Spread difficult to control
Discovered in 1976 in the current Democratic Republic of Congo (formerly Zaire), the Ebola virus is highly contagious and fatal in 25 to 90% of cases according to the WHO. Wild animals (hunted and eaten) transmit the virus to humans, which then spreads from human to human through contact with the blood, secretions, organs or body fluids of infected people. Ebola fever is manifested by bleeding, vomiting and diarrhea.

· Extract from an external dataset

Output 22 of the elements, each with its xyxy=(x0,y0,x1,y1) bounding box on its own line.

“What is unusual is the dispersal of outbreaks, that complicates things” specifies Marie-Christine Férir, the coordinator of the emergency programs of the NGO Doctors without Borders. Indeed, in spite of the medical aid and the teams present on the spot, the difficult controlling the spread of the virus remains the main concern, “community resistance and cross-border monitoring of people who have been in contact with the sick are the main challenges we encounter in the field”, she concludes.
Local populations who resist preventive measures and funeral rites which are amplifiers of the epidemic (because of contact with the dead), so many factors which justify MSF’s call for “mobilization at all levels , with all the actors”.